Scott laughed. “Why didn’t he just write a confession, sign it, and leave it there for them to find?”
“He was surprisingly tough to track down, given how idiotically he’d left the scene,” I said. “Turns out a witness actually had seen his car there the night of the killing, so we knew what to look for. Local PD pulled him over on one of the bridges, and I had to
fly in when he dragged their cruiser into the water.”
“Huh,” Scott said. “How long did it take to—”
“Not very long. He lacked your finesse, and thanks to you, I knew all his tricks before he pulled any of them.”
Scott smiled, but it faded quickly. “How long were we together after …”
I waited for him to finish his sentence. “After what?”
“After Sovereign,” he said. “After that last battle over Minneapolis.”
“Hummmm,” I said, buying time because this was not a subject I was keen to discuss. “Not too long.”
“It was after I went to work for my dad?”
“A little after that, yeah.”
“How long?” He pushed, but politely.
It still made me squirm. “I don’t know off the top of my head—”
“You said months after Sovereign.

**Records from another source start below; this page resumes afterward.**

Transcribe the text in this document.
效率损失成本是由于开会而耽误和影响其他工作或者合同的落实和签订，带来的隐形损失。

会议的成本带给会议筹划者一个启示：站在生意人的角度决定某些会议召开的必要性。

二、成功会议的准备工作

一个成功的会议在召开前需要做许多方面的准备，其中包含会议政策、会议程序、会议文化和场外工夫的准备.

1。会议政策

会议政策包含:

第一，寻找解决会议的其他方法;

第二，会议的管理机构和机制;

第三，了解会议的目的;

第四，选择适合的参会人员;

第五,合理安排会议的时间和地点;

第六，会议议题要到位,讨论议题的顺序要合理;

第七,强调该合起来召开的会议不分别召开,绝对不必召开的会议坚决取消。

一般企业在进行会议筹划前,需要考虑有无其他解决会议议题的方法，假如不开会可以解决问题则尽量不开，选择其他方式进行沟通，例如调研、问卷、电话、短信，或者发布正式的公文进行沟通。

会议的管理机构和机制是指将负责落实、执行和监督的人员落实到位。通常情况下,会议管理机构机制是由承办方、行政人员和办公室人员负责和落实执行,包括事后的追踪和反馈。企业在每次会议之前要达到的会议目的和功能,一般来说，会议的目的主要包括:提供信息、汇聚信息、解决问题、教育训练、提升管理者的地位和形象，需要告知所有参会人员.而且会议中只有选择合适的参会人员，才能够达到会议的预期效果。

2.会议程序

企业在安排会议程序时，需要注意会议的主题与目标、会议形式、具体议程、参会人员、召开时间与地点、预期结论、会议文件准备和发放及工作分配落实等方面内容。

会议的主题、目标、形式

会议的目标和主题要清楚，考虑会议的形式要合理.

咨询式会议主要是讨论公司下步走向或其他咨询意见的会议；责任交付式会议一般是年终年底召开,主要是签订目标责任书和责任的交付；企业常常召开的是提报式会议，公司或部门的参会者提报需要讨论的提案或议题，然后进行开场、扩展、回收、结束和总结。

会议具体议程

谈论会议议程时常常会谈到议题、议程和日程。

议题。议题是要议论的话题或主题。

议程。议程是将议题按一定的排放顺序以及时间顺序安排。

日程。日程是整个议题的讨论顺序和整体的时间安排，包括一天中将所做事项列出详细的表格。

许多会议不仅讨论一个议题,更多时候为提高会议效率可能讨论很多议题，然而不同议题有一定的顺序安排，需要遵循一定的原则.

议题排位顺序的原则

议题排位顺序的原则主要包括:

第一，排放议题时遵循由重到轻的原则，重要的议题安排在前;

How much longer was I with you before—”
“It’s not a simple—”
“It ought to be,” Scott said, and now the politeness was starting to fade. “Something like, ‘We were together two months, eight days, six hours’—”
“Thirty-six minutes and twelve seconds? Sorry, I didn’t keep track of it like that.”
“But it shouldn’t be that hard to—” he pressed.
I blew up. “We broke up like three, four times, okay? We’d break up for a night, then get back together. Then break up for five minutes, and get back together. Then we broke up for … ten days? Twelve? I don’t even know, because I was working like a dog, and I’d come back from an assignment, and you’d be all, ‘I just can’t live without you,’ and I’d be tired, and exhausted, and heartbroken from the—the damned withdrawals feeling of you being gone, and we’d get right back together again—”
“Withdrawals?” Scott made a scoffing noise. “Like what? I was some kind of drug you couldn’t quit?”
“I don’t know, man,” I said, trying to get him to stop talking about this awful, uncomfortable, horrible period that I wished I could forget as effectively as he had. “It was what it was.”